通常3時間ほどかかる発酵時間を半分に短縮した高加水パンは、みずみずしく口に入れた途端にとろける。国産小麦のみのシンプルな素材で作られるから、小麦のうまみをダイレクトに感じられる。
DATA
住所/東京都中央区新川2-1-3 COSMY新川1F
営業時間/11:30~14:00(L.O.13:30)17:30~23:00(フードL.O.22:00、ドリンクL.O.22:30)※土曜のランチは12:00~14:30(L.O.14:00)
定休日/月・日・祝日
席数/20
アクセス/茅場町駅より徒歩3分
【PARKER HOUSE BUTTER ROLL】仲よしチームで作りあげる究極のバターロール専門店へ
アラサー男子3人が作るバターロールを指名買い
オフィスワーカーが集うグルメビルの1階に、2021年11月に誕生したバターロール専門店「PARKER HOUSE BUTTER ROLL」。店内に並ぶのは食べ応え満点の惣菜パンに菓子パン、そして店名を冠したバターロールだ。オープン間もないながら、このバターロール目当てに町の人がひっきりなしに訪れる。そんなパンを作るのは、なんとパン業界未経験のアラサー男子3人。同じ会社の飲食店でバリスタ、イタリアンのシェフ、サービスマンとして働いていた彼らが一念発起し、お金のない下積み時代によく食べていたバターロールに向き合うことに。

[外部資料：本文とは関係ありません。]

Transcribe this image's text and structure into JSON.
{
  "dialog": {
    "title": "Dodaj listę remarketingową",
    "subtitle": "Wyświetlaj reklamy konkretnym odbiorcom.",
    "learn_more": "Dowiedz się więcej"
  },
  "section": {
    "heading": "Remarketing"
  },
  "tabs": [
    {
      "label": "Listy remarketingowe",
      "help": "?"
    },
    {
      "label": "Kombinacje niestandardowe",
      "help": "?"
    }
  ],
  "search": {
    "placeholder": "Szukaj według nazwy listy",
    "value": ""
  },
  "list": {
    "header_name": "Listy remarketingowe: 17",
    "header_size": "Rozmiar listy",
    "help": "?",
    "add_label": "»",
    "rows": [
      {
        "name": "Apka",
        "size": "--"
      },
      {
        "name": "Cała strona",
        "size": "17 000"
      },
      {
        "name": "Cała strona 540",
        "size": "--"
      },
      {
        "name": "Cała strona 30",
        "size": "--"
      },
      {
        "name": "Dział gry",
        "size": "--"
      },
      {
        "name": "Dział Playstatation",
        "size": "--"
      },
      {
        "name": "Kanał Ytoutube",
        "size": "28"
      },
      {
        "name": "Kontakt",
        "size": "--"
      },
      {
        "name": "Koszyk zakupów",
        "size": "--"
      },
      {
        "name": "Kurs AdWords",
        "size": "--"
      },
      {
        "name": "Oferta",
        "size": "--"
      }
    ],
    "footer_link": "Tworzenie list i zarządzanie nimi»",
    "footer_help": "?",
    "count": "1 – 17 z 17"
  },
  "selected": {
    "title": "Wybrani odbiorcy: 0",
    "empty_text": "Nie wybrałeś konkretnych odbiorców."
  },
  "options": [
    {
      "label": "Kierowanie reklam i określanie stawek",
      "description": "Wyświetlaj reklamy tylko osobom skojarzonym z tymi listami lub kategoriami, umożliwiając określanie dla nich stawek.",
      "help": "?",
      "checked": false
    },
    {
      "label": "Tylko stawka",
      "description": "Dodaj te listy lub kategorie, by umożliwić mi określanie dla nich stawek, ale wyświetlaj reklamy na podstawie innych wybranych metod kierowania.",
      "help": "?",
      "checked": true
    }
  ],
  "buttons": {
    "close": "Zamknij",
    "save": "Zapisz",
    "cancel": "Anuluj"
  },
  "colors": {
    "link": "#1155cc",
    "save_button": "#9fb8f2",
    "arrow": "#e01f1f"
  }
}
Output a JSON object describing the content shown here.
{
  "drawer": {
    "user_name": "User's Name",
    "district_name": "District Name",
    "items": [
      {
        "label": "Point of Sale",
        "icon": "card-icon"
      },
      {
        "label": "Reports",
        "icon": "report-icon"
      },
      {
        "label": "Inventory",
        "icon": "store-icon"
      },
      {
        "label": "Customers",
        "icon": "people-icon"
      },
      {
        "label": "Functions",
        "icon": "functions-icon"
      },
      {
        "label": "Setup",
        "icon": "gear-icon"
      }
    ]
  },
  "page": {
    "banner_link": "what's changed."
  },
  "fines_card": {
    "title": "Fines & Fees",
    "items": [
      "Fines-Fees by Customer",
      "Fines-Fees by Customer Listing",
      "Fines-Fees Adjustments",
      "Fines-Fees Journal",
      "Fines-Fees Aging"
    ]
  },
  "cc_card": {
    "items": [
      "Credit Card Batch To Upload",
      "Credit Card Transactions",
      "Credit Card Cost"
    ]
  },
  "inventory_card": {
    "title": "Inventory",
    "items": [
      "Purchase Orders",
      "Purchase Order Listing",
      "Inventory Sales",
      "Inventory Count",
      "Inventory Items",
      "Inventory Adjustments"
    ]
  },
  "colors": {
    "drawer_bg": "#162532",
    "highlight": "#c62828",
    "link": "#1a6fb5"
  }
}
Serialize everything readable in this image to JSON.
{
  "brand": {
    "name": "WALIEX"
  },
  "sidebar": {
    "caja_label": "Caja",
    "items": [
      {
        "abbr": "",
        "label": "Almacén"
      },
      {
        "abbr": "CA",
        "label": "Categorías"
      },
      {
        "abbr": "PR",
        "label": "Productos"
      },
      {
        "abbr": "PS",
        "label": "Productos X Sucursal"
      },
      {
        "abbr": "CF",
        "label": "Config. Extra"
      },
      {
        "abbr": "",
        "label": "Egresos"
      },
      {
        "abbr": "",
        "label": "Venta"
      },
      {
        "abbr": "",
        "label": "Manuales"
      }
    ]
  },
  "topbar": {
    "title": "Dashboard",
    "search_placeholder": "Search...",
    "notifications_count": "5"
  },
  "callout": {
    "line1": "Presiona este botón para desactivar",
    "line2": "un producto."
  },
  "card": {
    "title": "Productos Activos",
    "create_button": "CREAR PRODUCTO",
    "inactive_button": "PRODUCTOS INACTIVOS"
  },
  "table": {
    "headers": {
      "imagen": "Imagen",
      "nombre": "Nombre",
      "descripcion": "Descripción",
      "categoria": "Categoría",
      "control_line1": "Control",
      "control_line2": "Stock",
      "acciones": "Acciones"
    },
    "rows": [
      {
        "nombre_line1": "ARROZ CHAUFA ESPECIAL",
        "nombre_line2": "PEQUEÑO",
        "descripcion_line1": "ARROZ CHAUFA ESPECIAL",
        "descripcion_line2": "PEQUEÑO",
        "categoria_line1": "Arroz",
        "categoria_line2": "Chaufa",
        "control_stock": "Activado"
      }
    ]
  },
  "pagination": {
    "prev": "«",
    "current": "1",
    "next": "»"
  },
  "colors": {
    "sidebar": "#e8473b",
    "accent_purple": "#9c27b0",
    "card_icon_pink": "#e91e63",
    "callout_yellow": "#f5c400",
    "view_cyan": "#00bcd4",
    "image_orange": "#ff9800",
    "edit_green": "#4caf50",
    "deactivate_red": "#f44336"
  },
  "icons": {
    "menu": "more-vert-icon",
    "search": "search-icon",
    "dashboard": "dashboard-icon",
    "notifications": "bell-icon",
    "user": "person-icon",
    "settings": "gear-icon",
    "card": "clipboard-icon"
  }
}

「ゼロからのスタートだったので、知り合いのパン屋さんで修業させてもらって、3人で集まっては試作を繰り返して。いろいろ試した結果、生地を一晩寝かせて作るポーリッシュ製法にたどり着きました。パン作り未経験だからこそ手間のかかる作り方を取り入れられ、結果的に究極のバターロールができあがりました」。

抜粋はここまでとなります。